Red Teaming ist eine spezialisierte Form des Ethical Hackings, bei der ein Team von Sicherheitsexperten (das „Red Team“), beauftragt wird, realistische Angriffsszenarien auf ein Unternehmen zu simulieren. Diese Simulationen sind darauf ausgerichtet, Schwachstellen in der IT-Infrastruktur, den Prozessen, aber auch den Mitarbeitern und der physischen Sicherheit des Unternehmens aufzudecken, die von böswilligen Akteuren ausgenutzt werden könnten. Red Teams verwenden dabei Taktiken, Techniken und Prozeduren (TTPs), die von echten Bedrohungsakteuren bekannt sind, um die Verteidigungsmechanismen eines Unternehmens auf die Probe zu stellen.

Der Hauptunterschied zwischen Red Teaming und anderen Formen des Ethical Hackings, wie Penetrationstests, liegt im Umfang und der Herangehensweise. Während Penetrationstests sich in der Regel auf das Identifizieren und Ausnutzen technischer Schwachstellen in spezifischen Systemen konzentrieren, umfasst Red Teaming auch physische und soziale Angriffsmethoden, wie Social Engineering oder physische Infiltration. Das Ziel ist es, die Reaktion des gesamten Sicherheitsapparats eines Unternehmens zu testen, einschließlich der menschlichen und organisatorischen Komponenten.

Ein weiterer Unterschied ist das Ziel der Übung. Red Teaming zielt darauf ab, die gesamte Sicherheitslage eines Unternehmens zu bewerten und zu verbessern, indem es die Reaktionsfähigkeit auf komplexe, mehrschichtige Angriffe testet. Im Gegensatz dazu sind Penetrationstests oft darauf fokussiert, technische Schwachstellen zu identifizieren und zu beheben, ohne den Kontext eines spezifischen Angreifers zu berücksichtigen. Durch diese umfassende Herangehensweise bietet Red Teaming wertvolle Einblicke, wie gut ein Unternehmen gegen fortgeschrittene und gezielte Angriffe gewappnet ist.

Warum gewinnt Red Teaming in der heutigen Cloud-basierten IT-Umgebung an Bedeutung?

Red Teaming gewinnt in der heutigen Cloud-basierten IT-Umgebung zunehmend an Bedeutung, da es Unternehmen ermöglicht, ihre Sicherheitsmaßnahmen gegen fortschrittliche und realistische Bedrohungsszenarien zu testen.
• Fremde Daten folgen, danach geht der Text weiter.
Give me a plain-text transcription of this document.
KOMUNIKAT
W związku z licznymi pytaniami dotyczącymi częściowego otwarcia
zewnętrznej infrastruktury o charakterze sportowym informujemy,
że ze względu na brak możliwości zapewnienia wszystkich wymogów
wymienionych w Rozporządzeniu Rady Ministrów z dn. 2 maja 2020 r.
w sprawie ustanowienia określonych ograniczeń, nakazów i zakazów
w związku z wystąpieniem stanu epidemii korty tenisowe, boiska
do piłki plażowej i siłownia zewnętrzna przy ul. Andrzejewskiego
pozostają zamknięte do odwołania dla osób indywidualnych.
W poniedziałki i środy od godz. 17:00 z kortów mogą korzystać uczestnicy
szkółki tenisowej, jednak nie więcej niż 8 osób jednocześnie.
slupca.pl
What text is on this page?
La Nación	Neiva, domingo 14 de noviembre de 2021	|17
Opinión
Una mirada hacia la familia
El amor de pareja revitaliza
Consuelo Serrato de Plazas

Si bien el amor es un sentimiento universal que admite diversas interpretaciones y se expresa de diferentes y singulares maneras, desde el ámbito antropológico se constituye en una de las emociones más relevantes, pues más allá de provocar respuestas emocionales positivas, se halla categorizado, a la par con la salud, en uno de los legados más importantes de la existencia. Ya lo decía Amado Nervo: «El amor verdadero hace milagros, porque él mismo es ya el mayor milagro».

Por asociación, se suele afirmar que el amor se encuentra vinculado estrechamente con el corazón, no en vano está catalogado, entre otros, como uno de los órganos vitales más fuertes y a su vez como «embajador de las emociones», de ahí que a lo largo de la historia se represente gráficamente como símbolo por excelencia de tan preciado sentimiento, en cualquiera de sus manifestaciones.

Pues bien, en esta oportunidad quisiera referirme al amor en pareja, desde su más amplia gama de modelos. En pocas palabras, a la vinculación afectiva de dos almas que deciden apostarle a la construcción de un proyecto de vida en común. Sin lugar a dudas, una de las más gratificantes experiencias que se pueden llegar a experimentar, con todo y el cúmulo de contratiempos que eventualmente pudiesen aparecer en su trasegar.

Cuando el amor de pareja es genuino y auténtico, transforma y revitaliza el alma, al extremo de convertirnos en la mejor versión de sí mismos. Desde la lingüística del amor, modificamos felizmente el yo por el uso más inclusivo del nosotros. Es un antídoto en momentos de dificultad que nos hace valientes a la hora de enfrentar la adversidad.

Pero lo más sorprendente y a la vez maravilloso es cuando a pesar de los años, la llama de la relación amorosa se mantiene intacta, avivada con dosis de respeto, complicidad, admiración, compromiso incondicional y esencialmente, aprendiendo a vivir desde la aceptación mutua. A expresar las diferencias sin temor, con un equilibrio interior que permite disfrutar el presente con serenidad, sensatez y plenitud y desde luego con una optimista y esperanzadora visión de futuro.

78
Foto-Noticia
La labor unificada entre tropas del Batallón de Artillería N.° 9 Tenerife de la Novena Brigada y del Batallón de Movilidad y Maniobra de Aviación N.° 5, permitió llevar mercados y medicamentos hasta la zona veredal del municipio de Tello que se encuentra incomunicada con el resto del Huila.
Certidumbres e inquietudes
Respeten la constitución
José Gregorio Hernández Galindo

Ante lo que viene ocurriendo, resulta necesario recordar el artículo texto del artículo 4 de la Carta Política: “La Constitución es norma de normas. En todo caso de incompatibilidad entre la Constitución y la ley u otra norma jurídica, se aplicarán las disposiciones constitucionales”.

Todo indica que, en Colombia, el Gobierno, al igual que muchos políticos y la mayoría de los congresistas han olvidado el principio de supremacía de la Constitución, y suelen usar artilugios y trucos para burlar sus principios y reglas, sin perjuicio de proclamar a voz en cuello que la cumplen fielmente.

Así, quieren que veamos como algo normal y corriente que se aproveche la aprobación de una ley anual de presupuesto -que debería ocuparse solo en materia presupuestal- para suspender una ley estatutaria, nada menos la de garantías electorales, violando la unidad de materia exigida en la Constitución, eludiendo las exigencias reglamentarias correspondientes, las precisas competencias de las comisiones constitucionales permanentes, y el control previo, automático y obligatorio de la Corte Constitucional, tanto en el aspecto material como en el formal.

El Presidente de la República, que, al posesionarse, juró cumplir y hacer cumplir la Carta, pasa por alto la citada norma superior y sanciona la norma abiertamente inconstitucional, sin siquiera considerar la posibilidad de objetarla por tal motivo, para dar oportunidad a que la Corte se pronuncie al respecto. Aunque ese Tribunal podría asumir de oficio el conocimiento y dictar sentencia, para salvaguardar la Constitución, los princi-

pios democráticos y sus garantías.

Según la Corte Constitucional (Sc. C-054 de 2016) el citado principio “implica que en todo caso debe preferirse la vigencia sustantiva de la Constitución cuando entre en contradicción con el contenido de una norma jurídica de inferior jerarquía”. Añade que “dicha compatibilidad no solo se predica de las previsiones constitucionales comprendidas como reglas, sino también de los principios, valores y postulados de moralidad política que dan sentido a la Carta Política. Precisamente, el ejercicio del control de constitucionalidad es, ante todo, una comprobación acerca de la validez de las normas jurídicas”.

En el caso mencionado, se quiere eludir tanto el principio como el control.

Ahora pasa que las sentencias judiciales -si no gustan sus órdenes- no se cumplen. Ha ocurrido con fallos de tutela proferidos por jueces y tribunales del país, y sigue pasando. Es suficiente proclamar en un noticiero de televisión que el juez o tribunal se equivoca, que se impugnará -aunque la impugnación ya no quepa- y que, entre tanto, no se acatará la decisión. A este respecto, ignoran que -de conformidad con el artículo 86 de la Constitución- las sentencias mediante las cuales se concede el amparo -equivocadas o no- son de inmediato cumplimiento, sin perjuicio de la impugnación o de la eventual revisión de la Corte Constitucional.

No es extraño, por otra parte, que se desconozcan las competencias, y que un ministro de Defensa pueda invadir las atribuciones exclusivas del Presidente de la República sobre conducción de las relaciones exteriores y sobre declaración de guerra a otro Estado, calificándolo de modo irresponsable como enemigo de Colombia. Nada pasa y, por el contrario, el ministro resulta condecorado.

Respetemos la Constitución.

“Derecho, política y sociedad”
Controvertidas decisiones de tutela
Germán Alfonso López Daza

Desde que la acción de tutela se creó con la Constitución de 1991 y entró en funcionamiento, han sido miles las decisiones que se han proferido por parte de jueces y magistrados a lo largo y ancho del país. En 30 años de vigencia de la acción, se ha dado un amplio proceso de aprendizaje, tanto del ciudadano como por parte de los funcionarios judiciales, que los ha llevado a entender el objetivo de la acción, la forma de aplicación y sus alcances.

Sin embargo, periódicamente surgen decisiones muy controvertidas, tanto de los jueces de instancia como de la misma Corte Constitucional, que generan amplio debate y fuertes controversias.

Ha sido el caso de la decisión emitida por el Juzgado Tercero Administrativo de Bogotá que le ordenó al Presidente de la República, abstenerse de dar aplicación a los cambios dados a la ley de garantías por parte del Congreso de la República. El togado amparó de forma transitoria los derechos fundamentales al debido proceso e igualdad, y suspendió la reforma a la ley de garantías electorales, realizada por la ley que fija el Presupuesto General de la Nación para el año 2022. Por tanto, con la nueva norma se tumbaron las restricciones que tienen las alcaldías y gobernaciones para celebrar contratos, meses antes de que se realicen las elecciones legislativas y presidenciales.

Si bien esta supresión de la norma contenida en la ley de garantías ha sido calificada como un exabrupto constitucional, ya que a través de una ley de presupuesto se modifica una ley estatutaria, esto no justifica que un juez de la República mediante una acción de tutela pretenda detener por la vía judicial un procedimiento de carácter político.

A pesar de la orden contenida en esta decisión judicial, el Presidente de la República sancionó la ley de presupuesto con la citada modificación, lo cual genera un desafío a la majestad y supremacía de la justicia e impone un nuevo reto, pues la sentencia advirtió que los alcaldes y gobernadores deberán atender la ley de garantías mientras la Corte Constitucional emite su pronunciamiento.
Mit der zunehmenden Verlagerung von IT-Infrastrukturen in die Cloud stehen Unternehmen vor neuen Herausforderungen in Bezug auf Sicherheit und Datenschutz. Cloud-Umgebungen sind oft dynamisch und komplex, was es schwieriger macht, alle potenziellen Schwachstellen zu identifizieren und zu beheben.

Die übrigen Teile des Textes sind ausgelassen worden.